Older versions of R Server for Hadoop are no longer available on the Microsoft download sites, but if you already have an older distribution, you can follow these instructions to deploy version 8.0.5. For the current release, see Install R Server for Hadoop.

About the R Server 2016 installer

Microsoft R Server 2016 provides updated installers that allow you to deploy R Server in fewer steps, enabled in part by a slipstream installation of Microsoft R Open for R Server 2016 that comes with most dependencies built into the package. In addition to the installers, several new features and enhancements are new in this release. If you have an older version of R and would like to upgrade, see Uninstall Microsoft R Server to upgrade to a newer version for instructions.

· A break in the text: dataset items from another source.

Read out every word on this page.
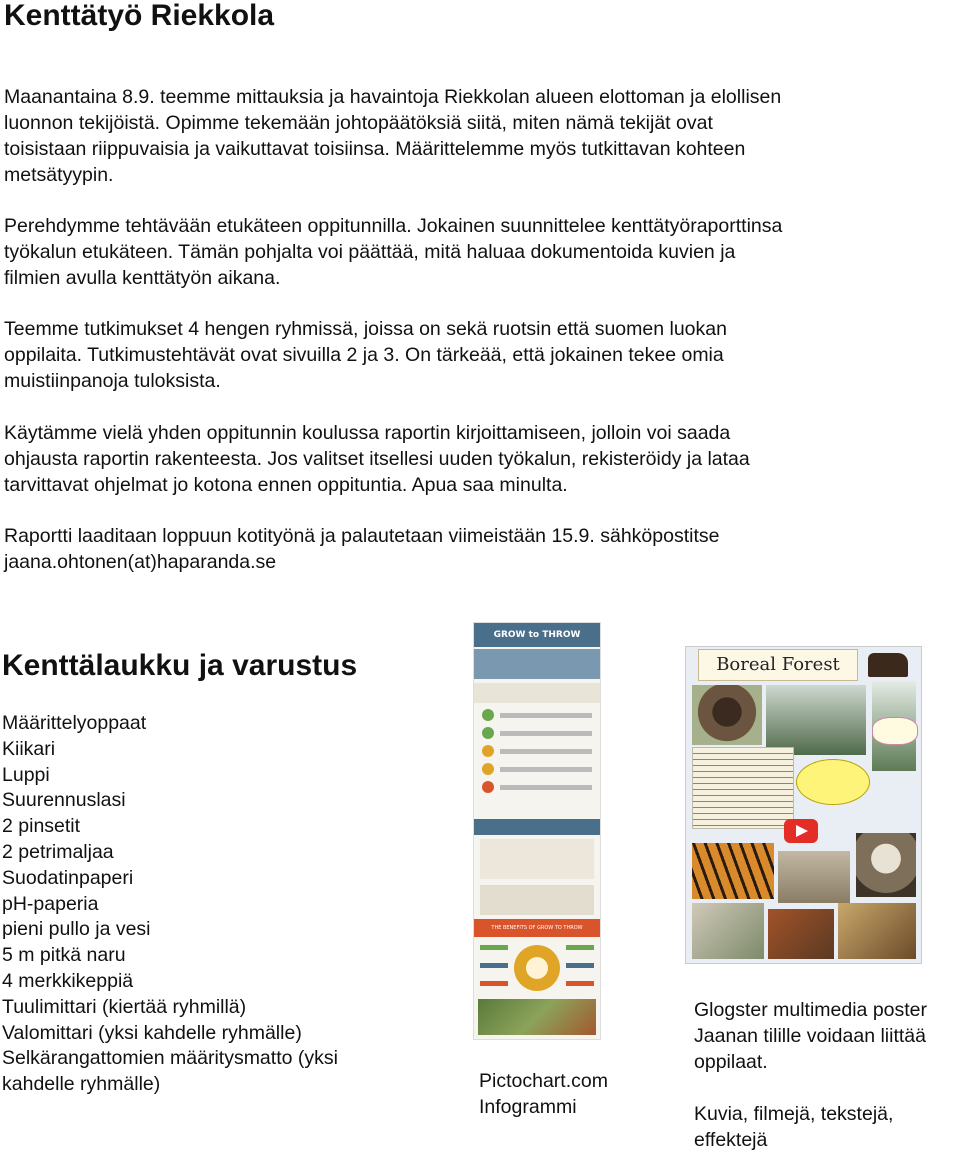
Kenttätyö Riekkola
Maanantaina 8.9. teemme mittauksia ja havaintoja Riekkolan alueen elottoman ja elollisen
luonnon tekijöistä. Opimme tekemään johtopäätöksiä siitä, miten nämä tekijät ovat
toisistaan riippuvaisia ja vaikuttavat toisiinsa. Määrittelemme myös tutkittavan kohteen
metsätyypin.
Perehdymme tehtävään etukäteen oppitunnilla. Jokainen suunnittelee kenttätyöraporttinsa
työkalun etukäteen. Tämän pohjalta voi päättää, mitä haluaa dokumentoida kuvien ja
filmien avulla kenttätyön aikana.
Teemme tutkimukset 4 hengen ryhmissä, joissa on sekä ruotsin että suomen luokan
oppilaita. Tutkimustehtävät ovat sivuilla 2 ja 3. On tärkeää, että jokainen tekee omia
muistiinpanoja tuloksista.
Käytämme vielä yhden oppitunnin koulussa raportin kirjoittamiseen, jolloin voi saada
ohjausta raportin rakenteesta. Jos valitset itsellesi uuden työkalun, rekisteröidy ja lataa
tarvittavat ohjelmat jo kotona ennen oppituntia. Apua saa minulta.
Raportti laaditaan loppuun kotityönä ja palautetaan viimeistään 15.9. sähköpostitse
jaana.ohtonen(at)haparanda.se
Kenttälaukku ja varustus
Määrittelyoppaat
Kiikari
Luppi
Suurennuslasi
2 pinsetit
2 petrimaljaa
Suodatinpaperi
pH-paperia
pieni pullo ja vesi
5 m pitkä naru
4 merkkikeppiä
Tuulimittari (kiertää ryhmillä)
Valomittari (yksi kahdelle ryhmälle)
Selkärangattomien määritysmatto (yksi
kahdelle ryhmälle)
GROW to THROW
THE BENEFITS OF GROW TO THROW
Pictochart.com
Infogrammi
Boreal Forest
Glogster multimedia poster
Jaanan tilille voidaan liittää
oppilaat.
Kuvia, filmejä, tekstejä,
effektejä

A summary of setup tasks for R Server 2016 is as follows:

  • Download the software
  • Unzip to extract packages and an install script (install.sh)
  • Run the install script with a -p parameter (for Hadoop)
  • Verify the installation

The install script downloads and installs Microsoft R Open for R Server 2016 (microsoft-r-server-mro-8.0.rpm). This distribution provides the following packages that are new in this version:

  • microsoft-r-server-intel-mkl-8.0.rpm
  • microsoft-r-server-packages-8.0.rpm
  • microsoft-r-server-hadoop-8.0.rpm

In contrast with previous releases, this version comes with a requirement for root installation. Non-root installations are not supported in R Server 2016.

Recommendations for installation

We recommend installing R Server on all nodes of the cluster to avoid Hadoop queuing up jobs on nodes that don't actually have R. Although the task will eventually get reassigned to a node that has R, you will see errors from the worker node and experience unnecessary delay while waiting for the error to resolve.

Microsoft Azure offers virtual machines with Hadoop templates. If you don't have a Hadoop cluster, you can purchase and provision virtual machines on Azure using templates provided by several vendors.

  1. Sign in to Azure portal.
  2. Click New in the top left side bar.
  3. In the search box, type the name of one of these vendors: Cloudera, HortonWorks, and MapR. Several of these vendors offer sandbox deployments that make it easier to get started.

System requirements

R Server must be installed on at least one master or client node which will serve as the submit node; it should be installed on as many workers as is practical to maximize the available compute resources. Nodes must have the same version of R Server within the cluster.

Setup checks the operating system and detects the Hadoop cluster, but it doesn't check for specific distributions. Microsoft R Server 2016 works with the following Hadoop distributions:

  • Cloudera CDH 5.5-5.7
  • HortonWorks HDP 2.3-2.4
  • MapR 5.0-5.1

Microsoft R Server requires Hadoop MapReduce, the Hadoop Distributed File System (HDFS), and Apache YARN. Optionally, Spark version 1.5.0-1.6.1 is supported for Microsoft R Server 2016 (version 8.0.5).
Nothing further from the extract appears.